Si has llegado hasta aquí asintiendo, no te pasa nada raro. Le pasa a media España. Y no se va del todo, lo prometo.
Ahora la parte chunga, la de verdad
Dejamos el romanticismo: la casa.
Antes de seguir: vender no cura. No solo lo digo yo. Algún cliente, también.
Estás en un momento vital, como cuando vinieron al mundo.
Si la tristeza es por tus hijos, la tristeza se muda contigo. Se cuela en cada caja que haces, y sale de cada caja que abres.
Pero lo has pensado. Has echado cuentas de lo que cuesta calentar en enero una casa donde usas habitación y media de cuatro.
Miras pisos cada noche, como si fueran los cromos de los niños en el recreo. Te sientes culpable si lo dices, parece que les estás diciendo ya no hay sitio para vosotros. Nada más lejos de la realidad. Se han ido.
Date ese permiso, también es tu vida. Nadie la va a vivir por ti. Ni ellos.
Van a volver. En Navidad, cuando se les rompa una lavadora o algo por dentro. Si vuelven para más que eso, malo.
Y volverán a donde estés tú, no a ese pasillo. También somos hijos.
Ese pasillo no es lo que los trae de vuelta.
Ya hiciste el trabajo
Se han ido porque podían irse. Porque les diste lo que hacía falta para irse.
Eso no es una pérdida. Es el resultado. Es, literalmente, lo que se supone que tenía que pasar y lo que mucha gente no consigue.
¿Duele igual? Duele igual. Las dos cosas son verdad a la vez.
Y quizá quieres quedarte. Perfecto, eso también es decidir. La casa te gusta, ahí tienes tu luz, tus vecinos y treinta años de vida en las paredes. Y tu forma en la butaca. Perfecto.

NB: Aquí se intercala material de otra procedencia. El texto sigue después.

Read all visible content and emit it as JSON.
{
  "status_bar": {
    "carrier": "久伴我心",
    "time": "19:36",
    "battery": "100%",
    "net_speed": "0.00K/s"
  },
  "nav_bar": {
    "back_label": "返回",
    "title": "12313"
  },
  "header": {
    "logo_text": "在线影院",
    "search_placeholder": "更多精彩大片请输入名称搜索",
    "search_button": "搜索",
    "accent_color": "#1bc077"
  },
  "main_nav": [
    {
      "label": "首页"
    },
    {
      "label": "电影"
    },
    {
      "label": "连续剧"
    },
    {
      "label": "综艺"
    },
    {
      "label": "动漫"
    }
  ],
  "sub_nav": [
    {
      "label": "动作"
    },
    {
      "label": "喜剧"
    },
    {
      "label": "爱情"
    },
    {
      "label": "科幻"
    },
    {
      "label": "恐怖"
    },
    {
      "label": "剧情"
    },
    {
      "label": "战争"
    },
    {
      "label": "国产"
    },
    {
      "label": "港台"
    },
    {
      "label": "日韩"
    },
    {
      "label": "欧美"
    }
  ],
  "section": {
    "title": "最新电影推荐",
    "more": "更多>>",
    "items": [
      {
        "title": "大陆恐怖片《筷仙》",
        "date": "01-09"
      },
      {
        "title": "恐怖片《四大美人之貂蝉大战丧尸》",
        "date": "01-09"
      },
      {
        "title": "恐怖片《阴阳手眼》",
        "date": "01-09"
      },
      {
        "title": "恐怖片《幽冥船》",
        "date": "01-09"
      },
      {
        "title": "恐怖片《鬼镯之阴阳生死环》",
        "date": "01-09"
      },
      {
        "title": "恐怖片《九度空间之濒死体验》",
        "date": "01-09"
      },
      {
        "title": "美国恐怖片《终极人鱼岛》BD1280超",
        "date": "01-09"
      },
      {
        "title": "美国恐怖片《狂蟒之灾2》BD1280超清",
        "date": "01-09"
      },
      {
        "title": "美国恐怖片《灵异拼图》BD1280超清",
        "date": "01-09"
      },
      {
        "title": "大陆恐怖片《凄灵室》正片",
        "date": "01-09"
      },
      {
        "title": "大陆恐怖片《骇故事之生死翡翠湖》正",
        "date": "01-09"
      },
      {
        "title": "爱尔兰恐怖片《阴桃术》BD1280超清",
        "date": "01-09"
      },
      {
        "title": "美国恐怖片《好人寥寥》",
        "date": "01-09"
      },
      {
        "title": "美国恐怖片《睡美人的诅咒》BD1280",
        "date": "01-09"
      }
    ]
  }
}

Lo que no es decidir es tener tres habitaciones cerradas y esperar a ver qué pasa.
La pregunta que sirve
No es ¿qué hago con la casa?
Es esta: ¿esta casa es para la vida que quiero ahora, o para la que ya pasó?
Contéstala tranquila.
Contéstala en enero si hace falta.
Pero contéstala tú, no el silencio de las siete de la tarde.
Si la respuesta es que sí, que toca vender, entonces empieza la parte técnica: cómo se vende, con quién y cuánto cuesta cada opción.
Esto te lo estás preguntando…
¿Cuánto dura el síndrome del nido vacío? Lo más agudo suele durar meses, y baja bastante cuando aparece una rutina nueva que no depende de los hijos. Del todo no se va: se aprende a vivir con ello. Si a los seis meses sigue igual de intenso o hay síntomas de depresión, esto se habla con un profesional, no con un blog inmobiliario.
¿Es buena idea vender la casa familiar cuando los hijos se van? Depende de para qué la quieres. Si usas habitación y media de cuatro y el mantenimiento pesa, es una conversación razonable. Si la casa sostiene tu vida diaria, no vendas por un mal septiembre.
¿Y si mis hijos se enfadan? Suele pasar menos de lo que temes, y ayuda decírselo antes de tomar la decisión, no después. La casa es tuya. El vínculo con ellos no está en el metro cuadrado.